Entering retail will undoubtedly increase the chances for more ‘servings’ of GOOD Meat to be sold than any previously – but with the proportion in each serving cut from 70% to 3% (which means over 23 times less cultivated meat content in each serving), it remains to be seen whether the firm will be able to sell just as much in terms of cultivated meat quantity alone.

Teething issues

GOOD Meat and competitor Upside Foods, which got regulatory approval in the United States, have both been seen to receive this approval to great fanfare but then faced major challenges going commercial.

Upside Foods received its full USDA approval last year – but has yet to scale up in any significant way, also limiting servings of its cultivated chicken to one restaurant in the United States, serving this one day a month and limiting this to 17 consumers only, according to Pro Wood.

“Teething issues are something that all early entrants into a new market will undoubtedly face – and here, what has been happening for these firms is that every time they sell a product, they are losing money [until they can scale up],”​ he added.

“One thing most of these firms say is that this is a normal stage in terms of testing the market and figuring out how it will work for consumers – but the question then comes along on how long can one test a market and take losses.

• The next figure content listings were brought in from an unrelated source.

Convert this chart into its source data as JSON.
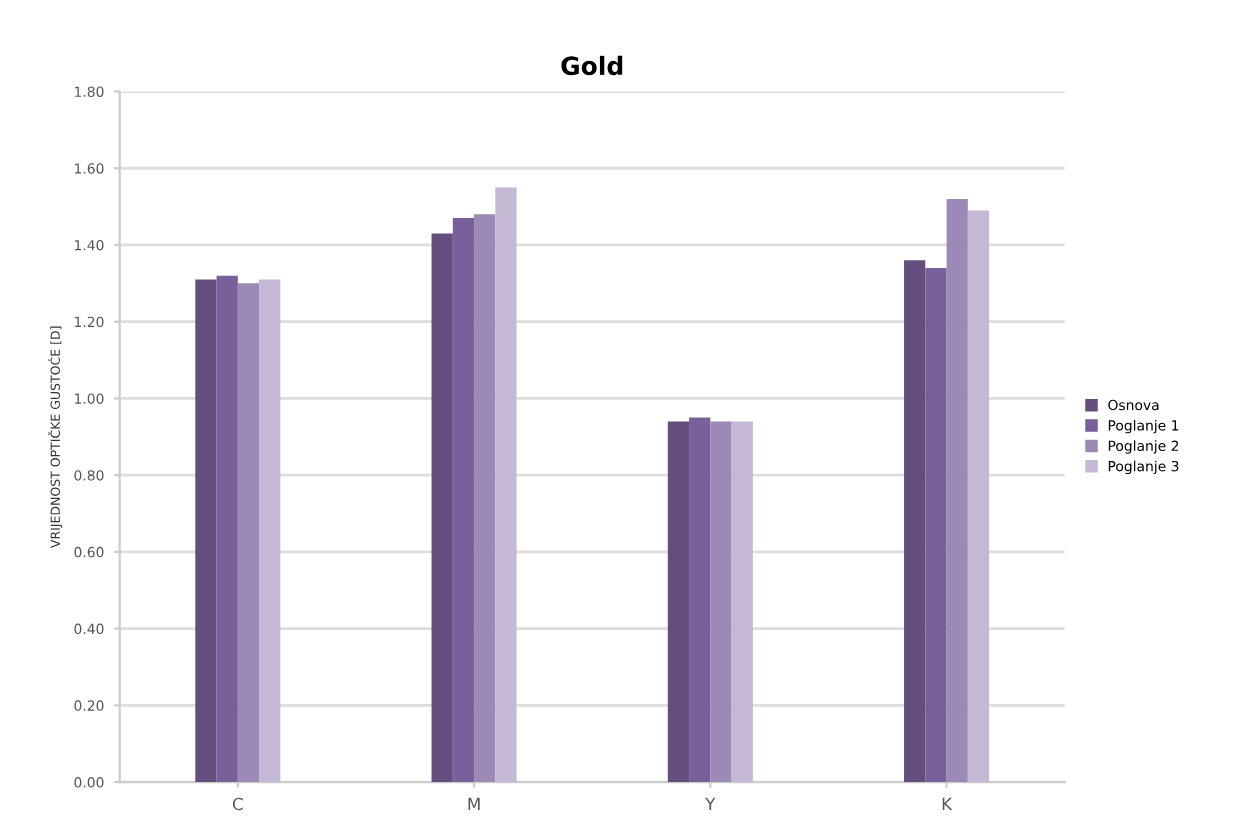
{
  "chart_data": {
    "type": "bar",
    "title": "Gold",
    "ylabel": "VRIJEDNOST OPTIČKE GUSTOĆE [D]",
    "categories": [
      "C",
      "M",
      "Y",
      "K"
    ],
    "series": [
      {
        "name": "Osnova",
        "color": "#634e7d",
        "values": [
          1.31,
          1.43,
          0.94,
          1.36
        ]
      },
      {
        "name": "Poglanje 1",
        "color": "#78609a",
        "values": [
          1.32,
          1.47,
          0.95,
          1.34
        ]
      },
      {
        "name": "Poglanje 2",
        "color": "#9c89b6",
        "values": [
          1.3,
          1.48,
          0.94,
          1.52
        ]
      },
      {
        "name": "Poglanje 3",
        "color": "#c4b8d4",
        "values": [
          1.31,
          1.55,
          0.94,
          1.49
        ]
      }
    ],
    "ylim": [
      0,
      1.8
    ],
    "yticks": [
      {
        "value": 0,
        "label": "0.00"
      },
      {
        "value": 0.2,
        "label": "0.20"
      },
      {
        "value": 0.4,
        "label": "0.40"
      },
      {
        "value": 0.6,
        "label": "0.60"
      },
      {
        "value": 0.8,
        "label": "0.80"
      },
      {
        "value": 1.0,
        "label": "1.00"
      },
      {
        "value": 1.2,
        "label": "1.20"
      },
      {
        "value": 1.4,
        "label": "1.40"
      },
      {
        "value": 1.6,
        "label": "1.60"
      },
      {
        "value": 1.8,
        "label": "1.80"
      }
    ],
    "grid": "y",
    "legend": "right"
  }
}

“The plant-based sector has already been seeing this – take Beyond Meat for example, which has been around for several years now but in the last quarter has suffered losses of around US$50mn.

“Cultivated meat’s first players are definitely seeing the struggle, with some already having closed down as a result – being a new sector means being dependent on capital, and with the investment money drying up, things will not bode well if none of them make money soon.”